Ideological differences constitute an essential part of the human society. It is the key to reach inclusive decisions. But these differences also translate into political polarization, even in seemingly as homogenous societies as those in Scandinavia, or Iran, where the predominant majority of the population belongs to the same strand of faith.
But, if blended with personal or political agendas, it can turn into a contentious narrative, subject to interpretation by all key stakeholders. The latest BBC interview – the Hard Talk – with the president of All Pakistan Newspaper Society (APNS) betrayed the contradictions that a lot of Pakistanis, in general, live with.
This interview raises many questions regarding “the assault on media and the pressures that reporters/anchors are facing.”
Firstly, the claim, for instance, by sections of the media industry that “there is an unprecedented assault by the Pakistani military on the freedom of the press now,” deserves a fair evaluation. Should people who hold esteemed positions in the society make claims which, may not hold up to scrutiny by objective observers? The BBC anchor did that precisely on the claim of an attack on media freedoms when he asked for evidence of how one media group was facing intimidation.
The “unprecedented” part is extremely misleading, problematic and somewhat historical. As a teenager, I recall what General Ziaul Haq’s goons would do to newspapers and reporters; at times entire pages would be blackened by the censuring military officers from July 1977 onwards. Black and blank spaces on national dailies were a common sight for quite some time. Journalists were imprisoned, lashed and tortured for being critical of the martial law. The hair-raising book “The Press in Chains” by a veteran journalist late Zamir Niazi, documents some of the dark phases of censorship.
Secondly, During the interview, he actually made one of the most Pakistan-sensitive statements that has ever came from a western journalist: ‘Now I am a journalist, so of course I am inclined to always want to defend the freedom of journalists but you know I also have to consider what’s happening in Pakistan today. There is a real security problem in Pakistan. We just saw yet again in Peshawar, a suicide blast which killed a senior politician again very close to the run-up of the election. …………Army has a duty to the people of your country to secure the country first and foremost. Now is it not a real possibility that the kind of things you are saying, the inflammatory language you are using is undermining the ability of the military to meet that duty?’
Regardless who is responsible for Pakistan’s dire straits, the reality as of today is that the situation exists and any security establishment would do its utmost to stem the rot wherever and however possible. And that carries a cost. (Remember the Homeland Security regulations in the US post 9/11!)
This statement should help in rationalizing the discourse on media freedom and the notion of the security-driven policies but the concept of unbridled media liberties exists nowhere. It is not a black and white matter at all.

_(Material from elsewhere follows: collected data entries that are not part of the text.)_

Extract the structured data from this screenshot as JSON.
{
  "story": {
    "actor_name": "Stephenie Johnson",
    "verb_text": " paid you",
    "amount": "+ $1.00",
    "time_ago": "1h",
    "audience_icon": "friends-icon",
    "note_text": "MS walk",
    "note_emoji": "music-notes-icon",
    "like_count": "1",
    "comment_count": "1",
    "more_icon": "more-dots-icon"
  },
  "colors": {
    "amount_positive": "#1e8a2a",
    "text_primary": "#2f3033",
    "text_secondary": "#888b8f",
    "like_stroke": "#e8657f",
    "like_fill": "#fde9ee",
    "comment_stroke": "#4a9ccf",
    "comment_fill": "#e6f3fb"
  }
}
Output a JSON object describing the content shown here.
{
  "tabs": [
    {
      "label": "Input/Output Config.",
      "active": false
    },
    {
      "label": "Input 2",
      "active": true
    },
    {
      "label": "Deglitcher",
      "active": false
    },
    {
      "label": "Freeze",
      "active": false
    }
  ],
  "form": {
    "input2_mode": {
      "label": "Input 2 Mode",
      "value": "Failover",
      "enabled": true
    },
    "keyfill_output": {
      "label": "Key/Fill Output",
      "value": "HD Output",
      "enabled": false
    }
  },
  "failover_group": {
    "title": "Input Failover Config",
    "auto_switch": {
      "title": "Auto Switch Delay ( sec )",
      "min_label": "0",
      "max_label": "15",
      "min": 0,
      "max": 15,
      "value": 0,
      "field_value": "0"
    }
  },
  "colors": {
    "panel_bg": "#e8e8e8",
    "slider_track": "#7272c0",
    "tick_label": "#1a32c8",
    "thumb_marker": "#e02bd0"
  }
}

Ideally, we must all strive to get and preserve these liberties. The most potent examples of media manipulation, which strike at the core of the ideal media freedom, are CNN and FOX news in the US.
Both channels keep peddling what they stand for. But both also face the consequence too for what they stand for – in whatever way possible.
The third point arising out of the BBC conversation relates to the rule of law and the respect for it whether the media can stand by people already convicted by the court.
Sackur, who must be aware of Sharifs’ Avenfield apartments, asked point-blank if ‘you the self-proclaimed independent impartial neutral media group covering Pakistani politics are now seen to be supportive and sympathetic of Nawaz Sharif, his daughter who are now, it has to be said, convicted criminals.’
This underlines a basic point relevant to a functional democracy: if there are institutions and principles, which politicos took an oath to defend as part of their democratic responsibilities, then accept the consequences for this too. You can’t turn and twist those responsibilities the way they would suit you, is the message that comes across in this pointed conversation, in which the interviewer reminded ‘not to exaggerate’ getting to the ‘specifics.’
Fourth, anchoring arguments in what happens on the social media or reference to foreign organizations to defend an argument is also contentious. Social media platforms, as we all know, are also extensively used for propaganda. It is Pakistani reporters who feed these watchdogs and often they are not without biases and are at times accusatory based on hearsay or motivated reporting.
While big questions accompany the entire electoral process, fingers being pointed, and countless Pakistanis – for political reasons – tend to always knit-pick in almost every issue, the BBC interviewer, does leave a positive message for all us: ‘Maybe things aren’t perfect in Pakistan’s democracy today but if they are better than they have been at points in the past maybe that’s worth celebrating.’